Cap sur l'Orangerie, en compagnie de Stéphane Lambert, où nous attendent les «poèmes chromatiques» (p51) de Monet, ses Nymphéas. Giverny: Monet y passera quarante trois ans de sa longue vie. C'est là qu'il réalise son grand œuvre; son immersion totale dans le monde silencieux de l'eau, dans une «inévitable confusion spatio-temporelle» (p52). Atmosphère, frontière à l'imaginaire. Il y a entre la peinture de Monet et la prose de Lambert, une résonance évidente, comme si l'horizon de l'un pouvait se dilater suffisamment pour y inclure celui de l'autre.
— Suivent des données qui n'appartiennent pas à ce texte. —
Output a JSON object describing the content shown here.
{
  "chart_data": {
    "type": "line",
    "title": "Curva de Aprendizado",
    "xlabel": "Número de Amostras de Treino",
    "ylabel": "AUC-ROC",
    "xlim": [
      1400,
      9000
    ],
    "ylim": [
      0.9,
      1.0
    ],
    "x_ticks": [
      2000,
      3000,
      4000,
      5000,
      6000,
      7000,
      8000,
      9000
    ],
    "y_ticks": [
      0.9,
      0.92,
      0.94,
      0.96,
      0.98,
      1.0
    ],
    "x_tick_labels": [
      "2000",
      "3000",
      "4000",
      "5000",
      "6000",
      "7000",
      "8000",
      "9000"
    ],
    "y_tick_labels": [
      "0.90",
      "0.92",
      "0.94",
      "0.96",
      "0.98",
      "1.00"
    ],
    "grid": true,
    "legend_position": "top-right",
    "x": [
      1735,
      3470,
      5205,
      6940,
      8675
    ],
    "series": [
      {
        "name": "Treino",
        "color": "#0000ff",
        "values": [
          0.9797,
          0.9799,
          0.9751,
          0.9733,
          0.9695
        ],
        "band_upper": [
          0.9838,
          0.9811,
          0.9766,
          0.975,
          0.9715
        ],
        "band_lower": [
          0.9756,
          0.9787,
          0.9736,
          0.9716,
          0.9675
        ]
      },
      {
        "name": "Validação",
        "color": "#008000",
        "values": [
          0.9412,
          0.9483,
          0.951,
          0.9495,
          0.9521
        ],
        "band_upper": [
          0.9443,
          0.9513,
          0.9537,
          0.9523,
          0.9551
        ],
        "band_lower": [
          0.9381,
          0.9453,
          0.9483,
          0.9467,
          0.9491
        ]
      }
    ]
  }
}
Pour l'écrivain, le travail du peintre prend une dimension supplémentaire, celle où la matière se voit doter d'une âme, où chaque coup de pinceau est un accroc fait dans la trame du temps, par une humanité en grand danger de se perdre dans cette guerre absurde*; «Car telle était la véritable version de la dernière grande tentation du peintre, absoudre le monde dans une parcelle d'eau, dans une éclaboussure de bleus et de verts» (p54).
Pour Stéphane Lambert, la démesure du travail du peintre, est à la hauteur de ses ambitions, parvenir enfin à ce point de confluence entre l'air et l'eau, la lumière et sa réverbération, «C'est là, oui c'est là que le monde s'unit» (p55). Monet, face à ses Nymphéas qui lentement lui volent sa vue, pénètrent toujours plus avant dans le paysage, en même temps qu'il s'en éloigne. Et si au lieu de la recherche incessante d'une impression, il valait mieux parler de quête de l'autre côté du regard? «Il sentait l'art occuper une place centrale entre l'œil et l'image, forte présence quasi-métaphysique (bien plus qu'une impression), fondement de l'abstraction, qu'il voulait démasquer, dévoiler à la vue.» (p62). Ainsi, de motifs en impressions, de séries en instants volés à l'éternité, Monet ne cesse de creuser l'âme de la matière. Air, vibration, lumière du dessus et du dessous de l'eau, mouvement, atmosphère, dissolution des repères, vision qui se décline en couleurs et en tons, tout pour le peintre, est prétexte à revivre le grand émoi à l'origine du monde.
Alors, écrire sur les Nymphéas? L'écrivain est pris de vertige. Comment bien parler de Monet? Comment nous faire toucher du doigt, le double aspect, matériel et poétique, physique et contemplatif, de cette peinture qui embrase le réel avec la même ardeur qu'elle met à le dépasser? Les Nymphéas ne sont pas faites exclusivement pour le ravissement de l'œil, mais bien aussi pour celui de l'âme. Et c'est tout le mérite de Stéphane Lambert, que de mettre à notre portée, celle du regard et celle de l'esprit, l'étrange beauté de ces Nymphéas, que nous croyons connaître parce que nous les avons tant vues. Giverny: «Temps mauvais. Pas mis le pied dehors.» (p79). Monet peint «les heures grises et sombres de l'hiver» (p79) et se souvient du bassin aux nymphéas. Dehors, à portée de pinceau, le ciel et sa lumière. Il faut travailler encore, peindre vite, avant de... Tout respire, tout est là. Il n'y a pas pas de lointain, pas de chronologie, «le temps est un amoncellement de paysages» (p80).